NLP:EL also offers access to services and products in the fields of dynamic sign language synthesis, such as the Fingerspelling keyboard, a virtual keyboard for alphanumeric symbols corresponding to the signs for the 24 letters of the Greek alphabet, and the Dynamic Synthetic Signing environment, which allows users to produce new sentences in Greek Sign Language by selecting the components of each phrase to be produced from a glossary of signs; the users can preview every phrase he or she produces through a virtual signing avatar and modify it if necessary.

Educational materials offered by NLP:EL include scientific publications and slides of presentations in the relevant fields published by the CLARIN:EL network team as well as a list of university courses in the fields of Language Technology, Data Science, Information Technology and Digital Humanities offered by Greek Universities.

There is also a dedicated helpdesk, which supports the users in their quest for information on the above subjects. Personal advice is often sought by individual users on concrete issues that concern them, and these requests are supported accordingly.
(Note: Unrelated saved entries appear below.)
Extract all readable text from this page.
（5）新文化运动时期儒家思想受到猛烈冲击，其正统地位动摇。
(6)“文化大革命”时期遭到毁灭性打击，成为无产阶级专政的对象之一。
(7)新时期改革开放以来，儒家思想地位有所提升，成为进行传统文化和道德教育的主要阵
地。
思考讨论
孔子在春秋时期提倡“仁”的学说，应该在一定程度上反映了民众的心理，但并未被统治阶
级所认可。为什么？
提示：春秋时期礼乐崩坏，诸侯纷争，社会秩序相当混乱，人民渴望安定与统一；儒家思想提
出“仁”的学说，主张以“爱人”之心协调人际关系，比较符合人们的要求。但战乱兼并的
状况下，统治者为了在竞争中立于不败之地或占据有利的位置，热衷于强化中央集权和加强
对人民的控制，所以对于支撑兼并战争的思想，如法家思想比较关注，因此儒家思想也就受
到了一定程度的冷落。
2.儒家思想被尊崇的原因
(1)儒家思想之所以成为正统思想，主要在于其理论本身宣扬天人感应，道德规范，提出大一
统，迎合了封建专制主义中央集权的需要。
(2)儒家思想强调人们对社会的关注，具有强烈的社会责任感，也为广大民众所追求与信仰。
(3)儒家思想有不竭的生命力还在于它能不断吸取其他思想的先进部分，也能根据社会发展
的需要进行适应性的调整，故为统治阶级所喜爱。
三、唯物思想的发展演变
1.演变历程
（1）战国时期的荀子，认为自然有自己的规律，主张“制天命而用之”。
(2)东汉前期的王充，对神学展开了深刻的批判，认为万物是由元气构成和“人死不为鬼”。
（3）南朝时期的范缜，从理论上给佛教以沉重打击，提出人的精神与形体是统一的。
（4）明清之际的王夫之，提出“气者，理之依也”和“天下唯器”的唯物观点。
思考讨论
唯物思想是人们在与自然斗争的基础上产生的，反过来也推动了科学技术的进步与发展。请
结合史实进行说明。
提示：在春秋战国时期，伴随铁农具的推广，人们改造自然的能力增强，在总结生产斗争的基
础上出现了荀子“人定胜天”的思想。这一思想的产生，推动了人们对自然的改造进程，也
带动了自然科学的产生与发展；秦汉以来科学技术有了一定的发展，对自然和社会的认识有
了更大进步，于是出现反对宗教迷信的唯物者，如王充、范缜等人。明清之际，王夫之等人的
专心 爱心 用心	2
Lastly, NLP:EL organises training events, through which knowledge on the domains of expertise is transferred. The training events take the form of webinars, tutorials, hands-on sessions or focus groups, depending on the needs and the audience. Thus, separate events have been organised, dedicated to user groups with different backgrounds (literature studies, social and political sciences, computer science) catering for their special needs; for example, metadata curation and data deposition, use of language processing tools, dockerisation of services and integration thereof into the CLARIN:EL repository, etc.

As a prominent example, NLP:EL organised the CLARIN:EL Summer School 2021, which was held online between 6 and 8 July 2021. It was attended by 75 participants, with backgrounds in Library Science, Language Studies, Education, History and Archaeology, Literature, Computer Science, Digital Humanities and Political and Social Sciences. The participants had the opportunity to get acquainted with the basic concepts of Language Technology and Language Resources, to take a deep dive into data collection, curation and processing, to discover LT-based applications, to hear about the role of national and EU Language Resources and Technologies Infrastructures, and to familiarise themselves through hands-on workshops with the CLARIN:EL Infrastructure, the curation of resources and the use of NLP tools.

With more than 16,400 users and 28,400 page views since the establishment of NLP:EL in March 2020 (based on Google Analytics), the K-centre and the CLARIN:EL inventory, as integral parts of the national research infrastructure, are committed to ensure the digital preservation and readiness of the Greek language, by supporting research in the field of NLP and the development of language technologies in Greece.